A recent paper published on arXiv by a team of UC Berkeley researchers observes that neural networks are increasingly bottlenecked and constrained by the limited capacity of on-device GPU memory. Indeed, deep learning is constantly testing the limits of memory capacity on neural network accelerators as neural networks train with high-resolution images, 3D point-clouds and long Natural Language Processing (NLP) sequence data.
“In these applications, GPU memory usage is dominated by the intermediate activation tensors needed for backpropagation. The limited availability of high bandwidth on-device memory creates a memory wall that stifles exploration of novel architectures,” the researchers explain. “One of the main challenges when training large neural networks is the limited capacity of high-bandwidth memory on accelerators such as GPUs and TPUs. Critically, the bottleneck for state-of-the-art model development is now memory rather than data and compute availability and we expect this trend to worsen in the near future.”
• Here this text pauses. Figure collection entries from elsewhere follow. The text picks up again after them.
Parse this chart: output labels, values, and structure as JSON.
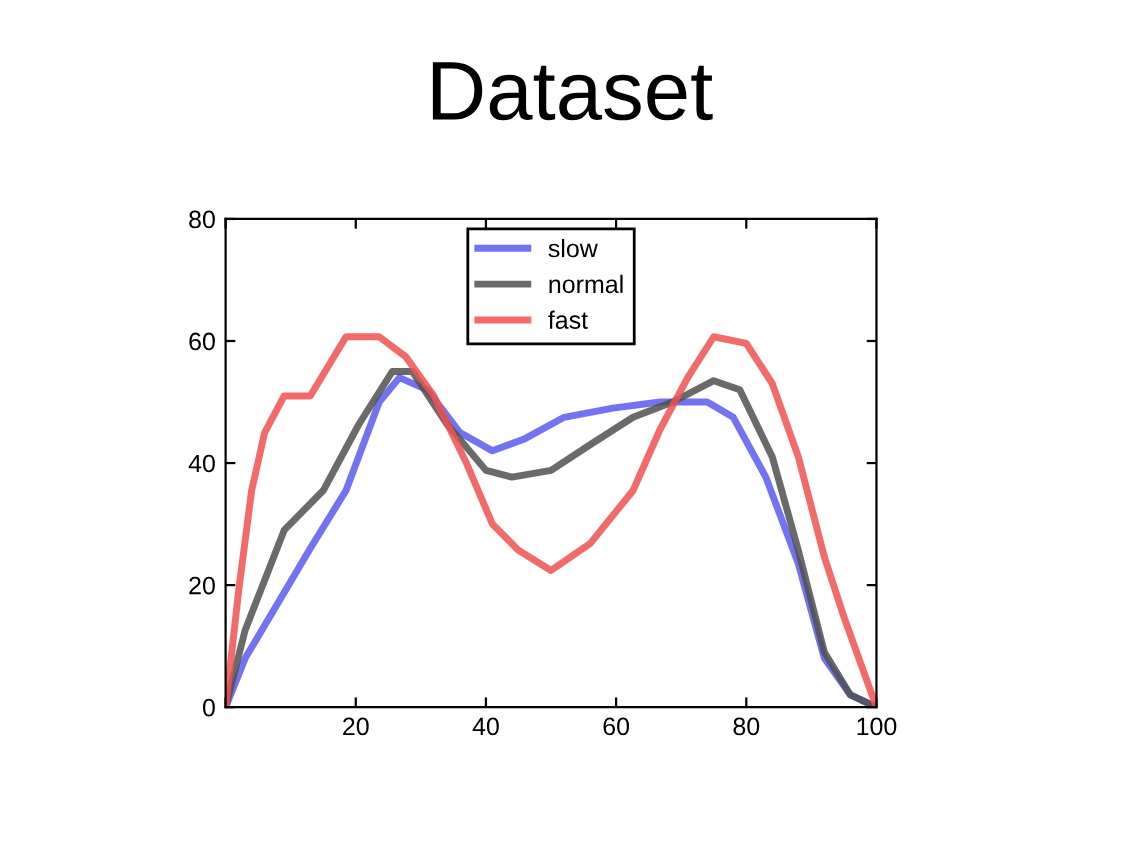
{
  "chart_data": {
    "type": "line",
    "title": "Dataset",
    "xlim": [
      0,
      100
    ],
    "xticks": [
      {
        "value": 0,
        "label": null
      },
      20,
      40,
      60,
      80,
      100
    ],
    "ylim": [
      0,
      80
    ],
    "yticks": [
      0,
      20,
      40,
      60,
      80
    ],
    "legend": "top",
    "grid": false,
    "marker": "none",
    "line_style": "solid",
    "series": [
      {
        "name": "slow",
        "color": "#5a5af0",
        "x": [
          0,
          3,
          8,
          13,
          18.5,
          23.6,
          26.7,
          31,
          36,
          41,
          46,
          52,
          59.5,
          66.7,
          74,
          78,
          83,
          88,
          92,
          96,
          100
        ],
        "values": [
          0,
          8,
          17,
          26,
          35.5,
          50,
          54,
          52,
          45,
          42,
          44,
          47.5,
          49,
          50,
          50,
          47.5,
          37.7,
          23.5,
          8,
          2,
          0
        ]
      },
      {
        "name": "normal",
        "color": "#505050",
        "x": [
          0,
          3,
          9,
          15,
          20.5,
          25.6,
          28.7,
          34,
          40,
          44,
          50,
          56,
          62.6,
          68.7,
          75,
          79,
          84,
          88,
          92,
          96,
          100
        ],
        "values": [
          0,
          12.6,
          29,
          35.5,
          46.4,
          55,
          55,
          46.4,
          38.8,
          37.7,
          38.8,
          43,
          47.5,
          50,
          53.5,
          52,
          41,
          25.7,
          9,
          2,
          0
        ]
      },
      {
        "name": "fast",
        "color": "#f05050",
        "x": [
          0,
          2,
          4,
          6,
          9,
          13,
          18.5,
          23.6,
          27.7,
          32,
          37,
          41,
          45,
          50,
          56,
          62.6,
          66.7,
          71,
          75,
          80,
          84,
          88,
          92,
          95,
          100
        ],
        "values": [
          0,
          19,
          35.5,
          45,
          51,
          51,
          60.7,
          60.7,
          57.4,
          51,
          40,
          30,
          25.7,
          22.4,
          26.8,
          35.5,
          45.4,
          54,
          60.7,
          59.6,
          53,
          41,
          24.6,
          14.8,
          0
        ]
      }
    ]
  }
}
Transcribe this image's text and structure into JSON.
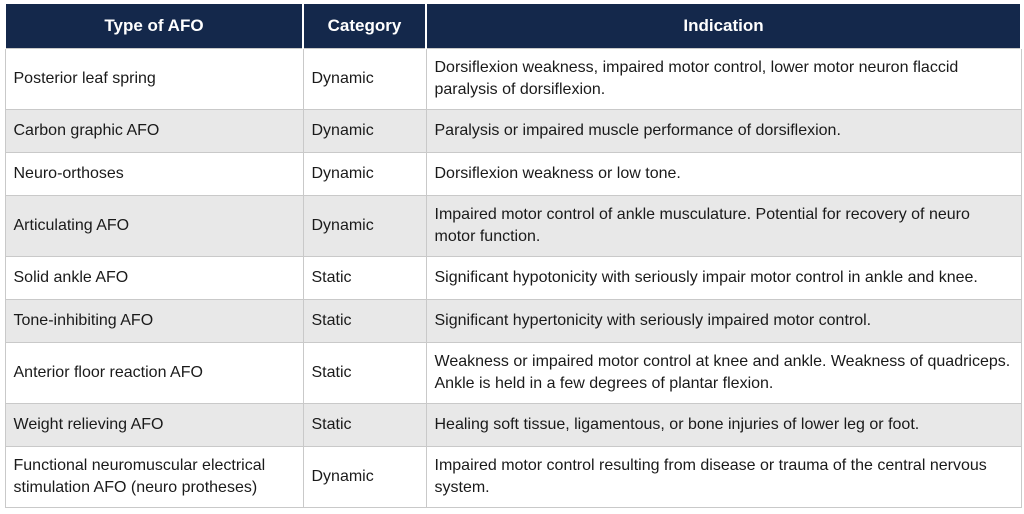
{
  "table": {
    "headers": [
      "Type of AFO",
      "Category",
      "Indication"
    ],
    "rows": [
      {
        "type": "Posterior leaf spring",
        "category": "Dynamic",
        "indication": "Dorsiflexion weakness, impaired motor control, lower motor neuron flaccid paralysis of dorsiflexion."
      },
      {
        "type": "Carbon graphic AFO",
        "category": "Dynamic",
        "indication": "Paralysis or impaired muscle performance of dorsiflexion."
      },
      {
        "type": "Neuro-orthoses",
        "category": "Dynamic",
        "indication": "Dorsiflexion weakness or low tone."
      },
      {
        "type": "Articulating AFO",
        "category": "Dynamic",
        "indication": "Impaired motor control of ankle musculature. Potential for recovery of neuro motor function."
      },
      {
        "type": "Solid ankle AFO",
        "category": "Static",
        "indication": "Significant hypotonicity with seriously impair motor control in ankle and knee."
      },
      {
        "type": "Tone-inhibiting AFO",
        "category": "Static",
        "indication": "Significant hypertonicity with seriously impaired motor control."
      },
      {
        "type": "Anterior floor reaction AFO",
        "category": "Static",
        "indication": "Weakness or impaired motor control at knee and ankle. Weakness of quadriceps. Ankle is held in a few degrees of plantar flexion."
      },
      {
        "type": "Weight relieving AFO",
        "category": "Static",
        "indication": "Healing soft tissue, ligamentous, or bone injuries of lower leg or foot."
      },
      {
        "type": "Functional neuromuscular electrical stimulation AFO (neuro protheses)",
        "category": "Dynamic",
        "indication": "Impaired motor control resulting from disease or trauma of the central nervous system."
      }
    ]
  }
}
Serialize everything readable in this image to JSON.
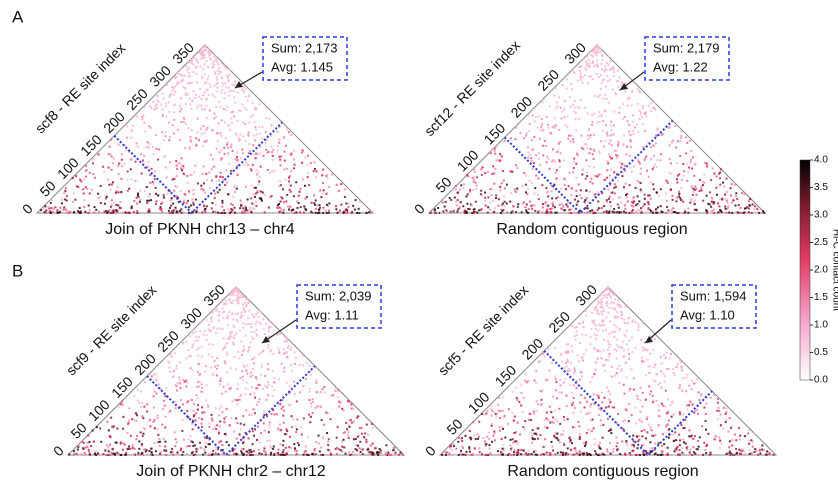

As the researchers point out, some initiatives to address this bottleneck focus on dropping activations as a strategy to scale to larger neural networks under memory constraints. However, these heuristics assume uniform per-layer costs and are limited to simple architectures with linear graphs. As such, the UC Berkeley team uses off-the-shelf numerical solvers to formulate optimal rematerialization strategies for arbitrary deep neural networks in TensorFlow with non-uniform computation and memory costs. In addition, the UC Berkeley team demonstrates how optimal rematerialization enables larger batch sizes and substantially reduced memory usage – with minimal computational overhead across a range of image classification and semantic segmentation architectures.
“Our approach allows researchers to easily explore larger models, at larger batch sizes, on more complex signals with minimal computation overhead,” says the UC Berkeley team.
Specifically, the paper published by the UC Berkeley team on arXiv describes a formalization of the rematerialization problem as a mixed integer linear program with significantly more flexible search space than prior work. As well, it details an algorithm to translate a feasible solution into a concrete execution plan and a static training graph – and describes an implementation of optimal tensor rematerialization in Tensorflow at runtime. Finally, it introduces Checkmate, a system that enables training models with up to 5.1× larger input sizes and up to 2.6× larger batch sizes (than prior art) at minimal overhead.
Image Credit: Department of EECS, UC Berkeley
“Checkmate enables practitioners to train a high-resolution U-Net on a single V100 GPU with an unprecedented batch size of 57, as well as batch size of 1105 for MobileNet,” the UC Berkeley team states. “The former is 2.6× larger than the maximum batch size with prior art. Checkmate … solves for optimal schedules in reasonable times (under an hour) using off-the-shelf MILP solvers, then uses these schedules to accelerate millions of training iterations.”
The UC Berkeley research team also notes that its method scales to complex, realistic architectures and is hardware-aware via the use of accelerator-specific, profile-based cost models.
“In addition to reducing training cost, Checkmate enables real-world networks to be trained with up to 5.1× larger input sizes,” they conclude.
Commenting on the above, Steven Woo, Rambus fellow and distinguished inventor, states: “The work of the team at UC Berkeley is focused on one of the key problems facing neural networks today – how to keep up with the trend of using larger models and training sets that are growing faster than the memory capacity of individual hardware accelerators can scale. Distributing the training among multiple accelerators is one method, but communication between the accelerators reduces performance and increases the energy used. There is a clear need to do more on each accelerator if possible.”